Vatican Protests against Italian Bill on Homophobia


In Italy, a bill which punishes segregation and provocation to hostility against the LGBT community is presently passing through parliament. This has necessitated a protest by the Vatican. BBC reports that the Zan bill also punishes discrimination against women and persons with disabilities. 

The Zan bill was named after LGBT politician and activist, Alessandro Zan. In November, the lower house of parliament passed the bill. Presently, the Senate is needed to pass the bill.

In its reaction, the Vatican said the bill would restrain religious freedom held in a treaty. In the present Roman Catholic principle, gay relationships are described as ‘’deviant behavior.’’ 

Proposers of the bill said that it would guarantee the protection of religious freedom. When this bill is passed, LGBT or disabled people would get legal backings. For persons found guilty of discriminating against this group of persons may face up to four years in prison.
                               (Alessandro Zan)

The Vatican’s position
On June 17, the Vatican unofficially sent a letter to Italy’s ambassador registering its displeasure against the proposed law. The spokesman of Vatican, Matteo Bruni, informed AFP news agency that the bill was "an unprecedented act in the history of relations" between the Vatican and Italy.

According to the Vatican, the bill would contravene the Lateran Treaty, which was signed in 1929 by them. The treaty identified Vatican City as an independent state. 

Besides, Il Corriere newspaper reported that the Church also disagreed with the inclusion of Catholic schools in a suggested national day against transphobia and homophobia which would be held annually on May 17. It also showed worry that Catholics could face the law for expressing their views on LGBT matters. 

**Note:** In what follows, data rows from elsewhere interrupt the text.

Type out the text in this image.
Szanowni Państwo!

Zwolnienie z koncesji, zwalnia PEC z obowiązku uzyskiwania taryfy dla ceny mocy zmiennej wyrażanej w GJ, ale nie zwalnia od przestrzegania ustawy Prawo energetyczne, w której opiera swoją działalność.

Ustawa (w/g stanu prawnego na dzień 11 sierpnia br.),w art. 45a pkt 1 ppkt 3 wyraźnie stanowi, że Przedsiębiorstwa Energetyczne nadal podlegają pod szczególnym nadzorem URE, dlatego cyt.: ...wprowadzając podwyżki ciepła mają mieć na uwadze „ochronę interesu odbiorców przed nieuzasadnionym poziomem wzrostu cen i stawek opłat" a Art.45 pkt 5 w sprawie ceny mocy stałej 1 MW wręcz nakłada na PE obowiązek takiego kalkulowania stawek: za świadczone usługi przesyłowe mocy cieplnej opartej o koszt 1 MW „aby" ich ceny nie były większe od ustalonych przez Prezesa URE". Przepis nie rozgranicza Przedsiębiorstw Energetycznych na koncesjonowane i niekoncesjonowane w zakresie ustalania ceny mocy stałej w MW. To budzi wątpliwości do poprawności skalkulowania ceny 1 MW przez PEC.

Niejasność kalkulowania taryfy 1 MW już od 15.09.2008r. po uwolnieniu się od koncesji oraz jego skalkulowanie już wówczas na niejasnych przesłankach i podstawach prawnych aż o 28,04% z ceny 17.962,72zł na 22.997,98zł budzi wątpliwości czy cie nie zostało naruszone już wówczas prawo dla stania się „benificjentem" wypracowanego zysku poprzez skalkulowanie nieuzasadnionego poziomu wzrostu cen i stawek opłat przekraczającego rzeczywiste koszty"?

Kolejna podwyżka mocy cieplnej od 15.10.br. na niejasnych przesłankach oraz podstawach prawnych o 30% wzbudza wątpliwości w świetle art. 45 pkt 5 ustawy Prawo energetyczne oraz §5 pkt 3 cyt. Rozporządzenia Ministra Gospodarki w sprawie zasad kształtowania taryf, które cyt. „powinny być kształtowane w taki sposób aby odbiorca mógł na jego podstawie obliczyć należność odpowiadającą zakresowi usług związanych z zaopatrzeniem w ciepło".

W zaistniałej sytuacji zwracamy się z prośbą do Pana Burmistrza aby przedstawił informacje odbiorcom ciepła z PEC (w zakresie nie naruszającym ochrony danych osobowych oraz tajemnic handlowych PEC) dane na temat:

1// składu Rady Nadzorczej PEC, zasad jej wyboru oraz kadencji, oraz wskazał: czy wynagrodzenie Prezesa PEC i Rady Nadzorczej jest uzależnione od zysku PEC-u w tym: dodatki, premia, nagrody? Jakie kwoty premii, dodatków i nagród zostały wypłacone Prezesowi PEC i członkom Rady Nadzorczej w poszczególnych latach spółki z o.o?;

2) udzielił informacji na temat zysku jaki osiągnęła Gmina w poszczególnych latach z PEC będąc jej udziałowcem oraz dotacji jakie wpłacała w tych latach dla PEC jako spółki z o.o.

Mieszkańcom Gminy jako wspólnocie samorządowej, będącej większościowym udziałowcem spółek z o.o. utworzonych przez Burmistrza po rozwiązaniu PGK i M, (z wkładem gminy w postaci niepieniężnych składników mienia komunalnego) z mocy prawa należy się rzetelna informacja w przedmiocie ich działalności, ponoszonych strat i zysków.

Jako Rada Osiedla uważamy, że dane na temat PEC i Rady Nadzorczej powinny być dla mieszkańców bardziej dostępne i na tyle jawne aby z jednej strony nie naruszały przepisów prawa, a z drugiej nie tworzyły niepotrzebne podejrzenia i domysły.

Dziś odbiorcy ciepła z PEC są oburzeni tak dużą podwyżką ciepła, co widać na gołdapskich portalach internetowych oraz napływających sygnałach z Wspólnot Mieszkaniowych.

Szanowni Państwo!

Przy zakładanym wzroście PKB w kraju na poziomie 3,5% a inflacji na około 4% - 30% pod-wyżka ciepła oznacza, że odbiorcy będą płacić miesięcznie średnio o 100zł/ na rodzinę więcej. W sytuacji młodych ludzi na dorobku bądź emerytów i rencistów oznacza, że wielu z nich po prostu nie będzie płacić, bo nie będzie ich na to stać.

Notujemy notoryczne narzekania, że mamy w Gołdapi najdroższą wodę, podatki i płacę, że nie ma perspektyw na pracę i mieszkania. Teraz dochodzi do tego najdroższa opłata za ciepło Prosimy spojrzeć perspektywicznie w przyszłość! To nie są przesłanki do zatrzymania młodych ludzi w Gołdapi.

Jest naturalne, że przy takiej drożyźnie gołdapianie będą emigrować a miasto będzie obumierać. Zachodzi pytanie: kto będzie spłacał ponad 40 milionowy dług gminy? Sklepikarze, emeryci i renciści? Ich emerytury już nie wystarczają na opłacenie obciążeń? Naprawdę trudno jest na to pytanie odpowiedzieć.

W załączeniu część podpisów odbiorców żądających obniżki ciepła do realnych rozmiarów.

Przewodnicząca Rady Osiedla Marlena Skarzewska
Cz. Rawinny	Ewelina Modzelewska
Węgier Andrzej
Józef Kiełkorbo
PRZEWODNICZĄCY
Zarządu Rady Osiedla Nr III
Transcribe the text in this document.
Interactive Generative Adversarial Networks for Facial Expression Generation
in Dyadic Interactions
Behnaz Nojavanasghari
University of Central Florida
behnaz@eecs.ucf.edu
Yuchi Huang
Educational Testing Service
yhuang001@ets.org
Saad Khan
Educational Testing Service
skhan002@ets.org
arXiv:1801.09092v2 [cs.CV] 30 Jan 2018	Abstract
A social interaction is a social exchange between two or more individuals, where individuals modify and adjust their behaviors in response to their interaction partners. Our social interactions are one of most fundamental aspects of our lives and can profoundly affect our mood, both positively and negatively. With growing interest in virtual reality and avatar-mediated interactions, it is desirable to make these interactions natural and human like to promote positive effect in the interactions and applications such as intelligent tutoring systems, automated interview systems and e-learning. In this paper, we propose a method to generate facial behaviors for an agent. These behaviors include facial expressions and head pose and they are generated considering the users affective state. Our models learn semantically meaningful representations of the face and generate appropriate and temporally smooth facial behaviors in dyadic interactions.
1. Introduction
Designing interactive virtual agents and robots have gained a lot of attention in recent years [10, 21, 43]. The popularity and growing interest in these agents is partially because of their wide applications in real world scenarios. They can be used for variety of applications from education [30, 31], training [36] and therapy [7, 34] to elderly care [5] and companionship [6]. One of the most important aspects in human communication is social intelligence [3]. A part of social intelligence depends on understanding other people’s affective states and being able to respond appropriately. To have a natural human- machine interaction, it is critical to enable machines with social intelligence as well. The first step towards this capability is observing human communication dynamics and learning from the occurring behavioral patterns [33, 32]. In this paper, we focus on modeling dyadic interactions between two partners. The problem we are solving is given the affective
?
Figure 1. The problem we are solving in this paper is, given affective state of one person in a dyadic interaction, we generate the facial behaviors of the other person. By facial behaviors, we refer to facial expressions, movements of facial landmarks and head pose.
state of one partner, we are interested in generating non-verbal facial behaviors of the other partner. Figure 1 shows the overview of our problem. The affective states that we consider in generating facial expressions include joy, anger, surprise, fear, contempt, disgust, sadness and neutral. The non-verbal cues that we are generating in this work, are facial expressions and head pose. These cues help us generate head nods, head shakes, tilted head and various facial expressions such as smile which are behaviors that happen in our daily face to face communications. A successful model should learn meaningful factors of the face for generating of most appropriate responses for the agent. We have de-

Leader of far-right Northern League, Matteo Salvini, affirmed that his party stands with the Church. The sponsor of the bill, Alessandro Zan, refuted claims that it would cause some restrictions. He made a tweet to this effect saying that "The text [of the law] does not restrict in any way freedom of expression or religious freedom. And it respects the autonomy of all schools."

Pope Francis has taken a more open-minded position on homosexuality. Last year in a documentary, he noted that same-sex couples should be permitted to have "civil unions".

Nevertheless, the revered cleric has formerly repeated the position of the Church that homosexuality is a sin. It will be recalled in 2018 that the pope admitted that he was "worried" about homosexuality in the clergy, describing it as "a serious matter."